Lâché sans aucun script à illustrer, Lenzi se lance dans l’action à corps perdu et multiplie ainsi les scènes d’agression et les massacres, ceci pour le plus grand plaisir des bisseux qui feront leur deuil de toute ambiance réellement effrayante. Entre l’attaque d’un aéroport, l’invasion d’un hôpital et le massacre au cœur d’une station de télévision, Lenzi bombarde le spectateur de séquences agressives, souvent caractérisées par des délires gore plus ou moins maîtrisés. Ici, on arrache des seins, on mord des gorges offertes, là on arrache les yeux de victimes souvent féminines et dénudées. L’ensemble ne peut clairement pas être pris au sérieux, mais s’avère d’une grande générosité en matière de bis.
Un dérapage non contrôlé au charme bis indéniable
Bien entendu, pour justifier ce déluge de séquences hystériques, Lenzi y va de son petit commentaire sur les dérives de la société moderne, avec la légèreté d’un éléphant dans un magasin de porcelaines. Histoire de combler quelques trous narratifs, il nous donne à voir la réaction pas très efficace d’une armée dépassée (Mel Ferrer fait un général pas vraiment convaincant et Francisco Rabal semble là pour payer ses impôts).
Toutefois, malgré ce manque évident de soin dans la conception du long-métrage, et notamment au niveau des effets spéciaux, assez sommaires, L’avion de l’apocalypse bénéficie d’un montage diablement efficace, d’une réalisation rentre-dedans et d’une étonnante partition musicale de Stelvio Cipriani. On apprécie également la localisation des extérieurs près de Madrid, ce qui est finalement assez peu fréquent dans le bis rital. Uniquement adressé à un public venu passer un moment de détente fun, ce long-métrage brinquebalant déploie une telle générosité dans l’action qu’il ne peut laisser indifférent. Certains dérapages permettent de rire, sans que l’on décroche pourtant du spectacle offert. Il est tout de même difficile de défendre la fin du film, totalement sabordée par des auteurs en manque d’inspiration.
L’avion de l’apocalypse, nanar ou film sympathique ?
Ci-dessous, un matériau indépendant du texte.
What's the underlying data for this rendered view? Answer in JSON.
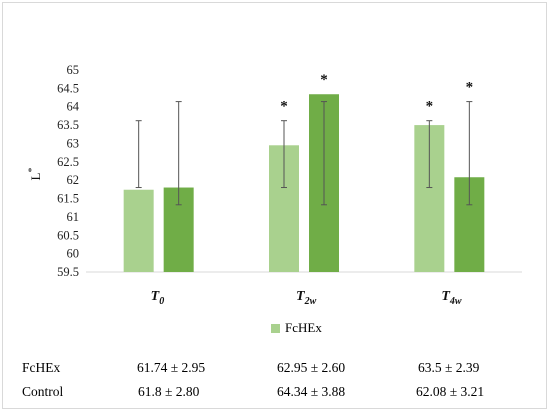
{
  "chart_data": {
    "type": "bar",
    "ylabel": "L*",
    "ylim": [
      59.5,
      65
    ],
    "yticks": [
      "59.5",
      "60",
      "60.5",
      "61",
      "61.5",
      "62",
      "62.5",
      "63",
      "63.5",
      "64",
      "64.5",
      "65"
    ],
    "categories": [
      {
        "base": "T",
        "sub": "0"
      },
      {
        "base": "T",
        "sub": "2w"
      },
      {
        "base": "T",
        "sub": "4w"
      }
    ],
    "series": [
      {
        "name": "FcHEx",
        "color": "#a9d18e",
        "values": [
          61.74,
          62.95,
          63.5
        ],
        "errors": [
          [
            61.8,
            63.62
          ],
          [
            61.8,
            63.62
          ],
          [
            61.8,
            63.62
          ]
        ],
        "significance": [
          "",
          "*",
          "*"
        ]
      },
      {
        "color": "#70ad47",
        "values": [
          61.8,
          64.34,
          62.08
        ],
        "errors": [
          [
            61.33,
            64.14
          ],
          [
            61.33,
            64.14
          ],
          [
            61.33,
            64.14
          ]
        ],
        "significance": [
          "",
          "*",
          "*"
        ]
      }
    ],
    "legend": {
      "label": "FcHEx",
      "placement": "bottom"
    },
    "grid": false
  },
  "stats_table": {
    "rows": [
      {
        "label": "FcHEx",
        "cells": [
          "61.74 ± 2.95",
          "62.95 ± 2.60",
          "63.5 ± 2.39"
        ]
      },
      {
        "label": "Control",
        "cells": [
          "61.8 ± 2.80",
          "64.34 ± 3.88",
          "62.08 ± 3.21"
        ]
      }
    ]
  }
}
Sorti en catimini dans les salles françaises au mois de juin 1982 et assorti d’une interdiction aux moins de 18 ans, L’avion de l’apocalypse a finalement été peu vu au cinéma (53 236 entrées sur tout le territoire national). La plupart des fans de cinéma horrifique l’ont découvert par le biais de la VHS qui a permis de faire du long-métrage une œuvre qui possède autant de défenseurs que de détracteurs.